В кармане у Себастьяна зазвонил мобильник. Он взглянул на экран: опять агент из Фаразио, беспокоится, как видно, по поводу экспертизы.
– И вот тогда мне стало по-настоящему страшно, – призналась Никки. – Я хотела было пойти в полицию, но… побоялась, что копы не примут меня всерьез.
– Почему?
– Если честно, Джереми пропадает уже не в первый раз…
Себастьян вздохнул. Этого следовало ожидать. Никки объяснила:
– В августе прошлого года Джереми исчез на два дня и не давал о себе знать. Я места себе не находила и сообщила в отделение Бушвик-авеню, что он исчез. А на третий день он появился. Прогулялся в Андирондак.
– Вот мерзавец! – возмутился Себастьян.
– Можешь себе представить реакцию копов. Они не отказали себе в удовольствии поиздеваться надо мной. Высказали все, что думают по поводу моих отношений с сыном, заявили, что время им дорого и они не станут тратить его зря!
Себастьян представил себе сцену во всех красках. Он прикрыл глаза, помассировал веки и предложил:
– На этот раз я заявлю в полицию. Но обойдемся без мелких сошек. Я знаком с мэром. Его дочь учится с Камиллой в одном классе, и я чинил скрипку его жены. Я попрошу его, и он меня свяжет…
– Подожди, ты еще не все знаешь, Себастьян…
– Чего я еще не знаю?
– У Джереми были кое-какие проблемы с полицией: он состоит на учете…
Себастьян онемел и смотрел на Никки во все глаза.
– Ты что, шутишь? Почему ты ничего мне не сказала?

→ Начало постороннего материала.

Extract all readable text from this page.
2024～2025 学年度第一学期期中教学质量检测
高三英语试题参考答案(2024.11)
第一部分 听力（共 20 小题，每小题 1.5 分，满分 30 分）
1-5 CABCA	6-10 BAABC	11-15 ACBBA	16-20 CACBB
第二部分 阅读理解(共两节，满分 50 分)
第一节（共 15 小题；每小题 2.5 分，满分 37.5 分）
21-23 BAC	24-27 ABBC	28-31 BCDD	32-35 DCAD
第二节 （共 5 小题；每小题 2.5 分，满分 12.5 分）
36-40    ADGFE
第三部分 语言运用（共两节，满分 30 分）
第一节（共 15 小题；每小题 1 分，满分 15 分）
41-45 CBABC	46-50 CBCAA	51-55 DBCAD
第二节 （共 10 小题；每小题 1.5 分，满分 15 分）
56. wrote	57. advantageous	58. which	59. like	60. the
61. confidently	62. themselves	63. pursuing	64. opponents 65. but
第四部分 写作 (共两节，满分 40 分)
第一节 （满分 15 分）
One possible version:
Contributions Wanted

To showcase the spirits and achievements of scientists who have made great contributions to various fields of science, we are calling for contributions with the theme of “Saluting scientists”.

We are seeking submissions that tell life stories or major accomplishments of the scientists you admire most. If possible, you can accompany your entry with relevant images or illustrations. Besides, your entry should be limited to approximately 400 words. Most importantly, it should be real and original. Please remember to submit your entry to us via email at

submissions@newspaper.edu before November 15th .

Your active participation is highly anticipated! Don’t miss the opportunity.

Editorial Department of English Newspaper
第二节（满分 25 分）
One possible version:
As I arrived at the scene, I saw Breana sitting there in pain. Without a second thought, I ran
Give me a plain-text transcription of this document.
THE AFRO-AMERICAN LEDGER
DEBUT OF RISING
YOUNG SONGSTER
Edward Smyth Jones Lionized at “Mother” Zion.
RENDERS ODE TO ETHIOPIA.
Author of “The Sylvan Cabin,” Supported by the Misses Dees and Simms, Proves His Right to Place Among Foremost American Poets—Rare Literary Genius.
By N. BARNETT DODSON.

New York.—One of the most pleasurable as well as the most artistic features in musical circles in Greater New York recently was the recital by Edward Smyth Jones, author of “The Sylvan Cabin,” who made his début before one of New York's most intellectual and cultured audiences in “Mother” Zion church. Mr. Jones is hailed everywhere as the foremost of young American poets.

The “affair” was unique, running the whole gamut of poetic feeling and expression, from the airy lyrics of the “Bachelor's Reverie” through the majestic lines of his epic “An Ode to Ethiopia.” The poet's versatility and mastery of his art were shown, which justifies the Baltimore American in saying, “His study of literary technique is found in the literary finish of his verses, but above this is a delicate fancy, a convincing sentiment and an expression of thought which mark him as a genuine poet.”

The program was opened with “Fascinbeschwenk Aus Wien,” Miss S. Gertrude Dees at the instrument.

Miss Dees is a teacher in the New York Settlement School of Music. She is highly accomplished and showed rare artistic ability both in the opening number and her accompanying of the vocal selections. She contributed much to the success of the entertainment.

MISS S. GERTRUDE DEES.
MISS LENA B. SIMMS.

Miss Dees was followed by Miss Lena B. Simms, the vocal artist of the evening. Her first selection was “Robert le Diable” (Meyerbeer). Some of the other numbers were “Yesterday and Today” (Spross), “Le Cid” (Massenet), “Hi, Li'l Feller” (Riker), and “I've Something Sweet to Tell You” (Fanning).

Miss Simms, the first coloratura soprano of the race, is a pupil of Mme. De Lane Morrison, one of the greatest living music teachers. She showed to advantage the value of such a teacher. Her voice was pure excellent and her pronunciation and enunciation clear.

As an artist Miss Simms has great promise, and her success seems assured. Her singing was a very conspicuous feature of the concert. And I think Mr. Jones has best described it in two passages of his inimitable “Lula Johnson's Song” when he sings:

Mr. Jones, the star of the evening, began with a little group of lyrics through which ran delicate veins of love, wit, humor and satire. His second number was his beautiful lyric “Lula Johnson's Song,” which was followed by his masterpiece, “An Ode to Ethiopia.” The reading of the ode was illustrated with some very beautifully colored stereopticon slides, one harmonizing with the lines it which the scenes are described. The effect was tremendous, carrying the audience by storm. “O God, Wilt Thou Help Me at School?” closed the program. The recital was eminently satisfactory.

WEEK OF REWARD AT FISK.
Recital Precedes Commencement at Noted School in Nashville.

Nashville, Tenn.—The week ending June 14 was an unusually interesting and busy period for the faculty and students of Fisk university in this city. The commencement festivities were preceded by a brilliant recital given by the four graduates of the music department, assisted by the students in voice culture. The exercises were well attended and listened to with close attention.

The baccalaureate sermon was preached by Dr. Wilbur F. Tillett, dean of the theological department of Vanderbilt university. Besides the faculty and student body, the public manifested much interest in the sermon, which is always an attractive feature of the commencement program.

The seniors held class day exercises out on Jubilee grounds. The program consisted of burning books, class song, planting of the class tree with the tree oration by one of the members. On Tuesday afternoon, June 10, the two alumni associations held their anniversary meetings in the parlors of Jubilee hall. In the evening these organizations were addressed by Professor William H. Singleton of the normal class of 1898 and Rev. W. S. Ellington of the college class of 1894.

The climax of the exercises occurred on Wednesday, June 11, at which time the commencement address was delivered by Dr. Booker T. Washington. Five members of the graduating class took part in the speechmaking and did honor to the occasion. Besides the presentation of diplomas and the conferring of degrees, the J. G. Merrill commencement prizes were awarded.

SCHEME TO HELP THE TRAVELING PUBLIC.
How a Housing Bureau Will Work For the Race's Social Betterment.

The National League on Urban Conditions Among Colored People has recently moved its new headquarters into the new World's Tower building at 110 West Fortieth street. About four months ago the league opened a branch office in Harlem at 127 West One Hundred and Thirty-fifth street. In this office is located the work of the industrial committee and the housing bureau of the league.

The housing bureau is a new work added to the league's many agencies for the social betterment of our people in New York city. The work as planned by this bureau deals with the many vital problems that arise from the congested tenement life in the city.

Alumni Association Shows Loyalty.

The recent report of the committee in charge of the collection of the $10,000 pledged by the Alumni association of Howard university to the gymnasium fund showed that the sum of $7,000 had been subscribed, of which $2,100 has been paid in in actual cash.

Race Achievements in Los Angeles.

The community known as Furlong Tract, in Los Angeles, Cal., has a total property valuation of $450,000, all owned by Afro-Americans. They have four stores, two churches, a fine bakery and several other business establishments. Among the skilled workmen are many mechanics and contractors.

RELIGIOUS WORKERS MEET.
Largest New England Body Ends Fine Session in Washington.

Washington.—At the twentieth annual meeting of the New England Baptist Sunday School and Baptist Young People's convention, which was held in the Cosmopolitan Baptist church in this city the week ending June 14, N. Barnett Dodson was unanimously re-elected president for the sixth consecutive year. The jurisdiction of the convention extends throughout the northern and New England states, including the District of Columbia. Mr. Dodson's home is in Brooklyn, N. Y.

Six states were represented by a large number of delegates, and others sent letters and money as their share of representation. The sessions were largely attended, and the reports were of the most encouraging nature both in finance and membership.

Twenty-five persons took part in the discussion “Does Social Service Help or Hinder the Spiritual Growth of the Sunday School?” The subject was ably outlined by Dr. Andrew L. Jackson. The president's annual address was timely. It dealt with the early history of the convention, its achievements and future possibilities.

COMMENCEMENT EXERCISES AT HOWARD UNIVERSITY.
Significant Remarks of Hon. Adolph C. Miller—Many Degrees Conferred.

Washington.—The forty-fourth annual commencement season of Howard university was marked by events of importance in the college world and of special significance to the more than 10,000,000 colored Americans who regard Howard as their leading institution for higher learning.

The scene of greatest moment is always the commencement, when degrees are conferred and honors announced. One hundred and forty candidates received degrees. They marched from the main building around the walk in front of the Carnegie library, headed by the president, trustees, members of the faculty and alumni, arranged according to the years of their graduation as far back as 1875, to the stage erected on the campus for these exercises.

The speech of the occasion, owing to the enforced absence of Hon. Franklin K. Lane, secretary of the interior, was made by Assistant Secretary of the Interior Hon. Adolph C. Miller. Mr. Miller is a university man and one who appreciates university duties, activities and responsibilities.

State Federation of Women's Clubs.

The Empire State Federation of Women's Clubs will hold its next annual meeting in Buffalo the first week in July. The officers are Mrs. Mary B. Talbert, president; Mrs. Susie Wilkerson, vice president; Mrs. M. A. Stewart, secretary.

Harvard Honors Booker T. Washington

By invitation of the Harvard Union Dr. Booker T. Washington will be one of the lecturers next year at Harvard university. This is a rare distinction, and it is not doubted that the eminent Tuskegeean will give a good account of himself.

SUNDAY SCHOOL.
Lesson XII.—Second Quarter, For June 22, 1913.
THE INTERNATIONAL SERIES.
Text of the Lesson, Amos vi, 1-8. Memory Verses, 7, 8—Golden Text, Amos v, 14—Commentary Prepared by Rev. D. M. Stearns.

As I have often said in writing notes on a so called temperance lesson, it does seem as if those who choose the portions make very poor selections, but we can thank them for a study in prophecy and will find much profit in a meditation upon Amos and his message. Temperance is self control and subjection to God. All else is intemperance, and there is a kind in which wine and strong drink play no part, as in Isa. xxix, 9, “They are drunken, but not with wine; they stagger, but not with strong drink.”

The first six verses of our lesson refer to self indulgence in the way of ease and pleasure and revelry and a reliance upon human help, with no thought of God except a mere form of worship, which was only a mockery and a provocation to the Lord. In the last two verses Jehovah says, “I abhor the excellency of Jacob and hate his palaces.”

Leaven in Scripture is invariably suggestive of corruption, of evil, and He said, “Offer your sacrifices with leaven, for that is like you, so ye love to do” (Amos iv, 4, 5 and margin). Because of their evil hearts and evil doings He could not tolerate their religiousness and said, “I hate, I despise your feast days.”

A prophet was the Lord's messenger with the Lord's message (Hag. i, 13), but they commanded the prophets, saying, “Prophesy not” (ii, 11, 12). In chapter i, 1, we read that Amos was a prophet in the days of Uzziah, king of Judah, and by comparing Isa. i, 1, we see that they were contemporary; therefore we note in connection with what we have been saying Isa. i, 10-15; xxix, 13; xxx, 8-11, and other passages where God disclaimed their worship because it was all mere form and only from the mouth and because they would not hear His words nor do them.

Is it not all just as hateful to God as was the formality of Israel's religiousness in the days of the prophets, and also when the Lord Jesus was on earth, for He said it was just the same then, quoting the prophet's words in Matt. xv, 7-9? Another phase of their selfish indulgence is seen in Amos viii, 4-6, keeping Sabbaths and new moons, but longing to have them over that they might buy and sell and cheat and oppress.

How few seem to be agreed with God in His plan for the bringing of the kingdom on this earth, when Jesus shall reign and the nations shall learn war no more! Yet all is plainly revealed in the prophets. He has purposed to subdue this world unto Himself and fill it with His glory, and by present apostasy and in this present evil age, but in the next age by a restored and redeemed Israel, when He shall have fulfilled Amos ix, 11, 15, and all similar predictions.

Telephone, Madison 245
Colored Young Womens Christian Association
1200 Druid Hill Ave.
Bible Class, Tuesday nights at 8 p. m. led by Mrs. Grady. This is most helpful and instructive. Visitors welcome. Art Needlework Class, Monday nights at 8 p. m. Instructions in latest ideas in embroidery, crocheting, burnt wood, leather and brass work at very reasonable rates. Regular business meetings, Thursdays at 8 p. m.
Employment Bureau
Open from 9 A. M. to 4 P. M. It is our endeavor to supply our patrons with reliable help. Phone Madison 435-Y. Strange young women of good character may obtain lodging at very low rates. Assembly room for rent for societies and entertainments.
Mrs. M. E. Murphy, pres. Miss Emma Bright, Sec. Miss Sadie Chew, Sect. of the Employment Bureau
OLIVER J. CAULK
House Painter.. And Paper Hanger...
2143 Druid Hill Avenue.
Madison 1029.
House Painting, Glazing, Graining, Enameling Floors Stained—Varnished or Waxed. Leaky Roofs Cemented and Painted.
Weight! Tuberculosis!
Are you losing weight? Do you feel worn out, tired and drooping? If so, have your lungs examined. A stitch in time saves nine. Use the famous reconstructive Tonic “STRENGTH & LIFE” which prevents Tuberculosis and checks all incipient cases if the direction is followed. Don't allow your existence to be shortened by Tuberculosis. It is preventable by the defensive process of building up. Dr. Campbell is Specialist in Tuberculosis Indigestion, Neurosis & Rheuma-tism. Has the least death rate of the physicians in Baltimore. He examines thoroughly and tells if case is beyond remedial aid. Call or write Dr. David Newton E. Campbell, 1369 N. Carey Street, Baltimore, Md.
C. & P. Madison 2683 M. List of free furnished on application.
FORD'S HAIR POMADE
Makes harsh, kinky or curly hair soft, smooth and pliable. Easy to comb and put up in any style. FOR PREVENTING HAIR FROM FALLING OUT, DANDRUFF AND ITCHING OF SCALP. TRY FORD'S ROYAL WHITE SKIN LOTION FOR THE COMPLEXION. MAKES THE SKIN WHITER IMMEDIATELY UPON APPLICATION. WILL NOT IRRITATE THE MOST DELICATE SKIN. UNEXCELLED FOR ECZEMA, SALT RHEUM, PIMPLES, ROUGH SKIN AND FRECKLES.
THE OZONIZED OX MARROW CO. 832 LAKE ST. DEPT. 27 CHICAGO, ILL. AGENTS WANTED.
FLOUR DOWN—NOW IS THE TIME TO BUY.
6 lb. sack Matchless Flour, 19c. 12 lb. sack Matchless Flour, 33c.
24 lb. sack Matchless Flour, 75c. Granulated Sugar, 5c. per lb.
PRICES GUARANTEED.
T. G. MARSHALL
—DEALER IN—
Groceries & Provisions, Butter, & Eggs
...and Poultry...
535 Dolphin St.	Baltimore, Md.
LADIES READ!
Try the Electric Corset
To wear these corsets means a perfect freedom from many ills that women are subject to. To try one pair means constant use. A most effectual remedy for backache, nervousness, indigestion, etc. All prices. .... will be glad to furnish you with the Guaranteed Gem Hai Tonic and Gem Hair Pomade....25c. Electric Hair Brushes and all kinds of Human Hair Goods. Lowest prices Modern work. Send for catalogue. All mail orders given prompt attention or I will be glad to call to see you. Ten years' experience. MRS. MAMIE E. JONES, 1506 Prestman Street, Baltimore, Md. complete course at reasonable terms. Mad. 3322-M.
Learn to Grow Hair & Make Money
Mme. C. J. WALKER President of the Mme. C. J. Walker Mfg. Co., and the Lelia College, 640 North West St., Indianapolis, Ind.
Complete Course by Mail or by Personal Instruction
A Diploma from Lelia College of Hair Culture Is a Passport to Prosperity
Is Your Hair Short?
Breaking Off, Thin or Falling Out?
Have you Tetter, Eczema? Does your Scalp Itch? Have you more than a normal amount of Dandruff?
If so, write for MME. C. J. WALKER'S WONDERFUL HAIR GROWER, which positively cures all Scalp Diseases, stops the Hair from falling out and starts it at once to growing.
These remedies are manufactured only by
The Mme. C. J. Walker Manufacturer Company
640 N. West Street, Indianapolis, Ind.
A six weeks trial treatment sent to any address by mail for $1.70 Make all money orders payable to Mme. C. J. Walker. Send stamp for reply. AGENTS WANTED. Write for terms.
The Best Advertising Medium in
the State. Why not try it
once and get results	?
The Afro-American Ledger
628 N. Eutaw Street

– Он стал делать всякие глупости только в последнее время.
– Что именно?
– Полгода назад патруль застукал его, когда он расписывал икейскую фуру в гараже. – Никки отхлебнула кофе и недовольно покачала головой. – У этих идиотов других дел нет, как ловить ребят, увлеченных искусством, – процедила она.
Себастьяна передернуло. Граффити – искусство? У Никки всегда был своеобразный взгляд на вещи.
– И что? Его судили?
– Да. Приговорили к десяти дням принудительных работ. А три недели назад притянули за кражу в магазине.
– И на что же он польстился?
– На компьютерную игру. Что? Ты предпочел бы, чтобы он украл книгу?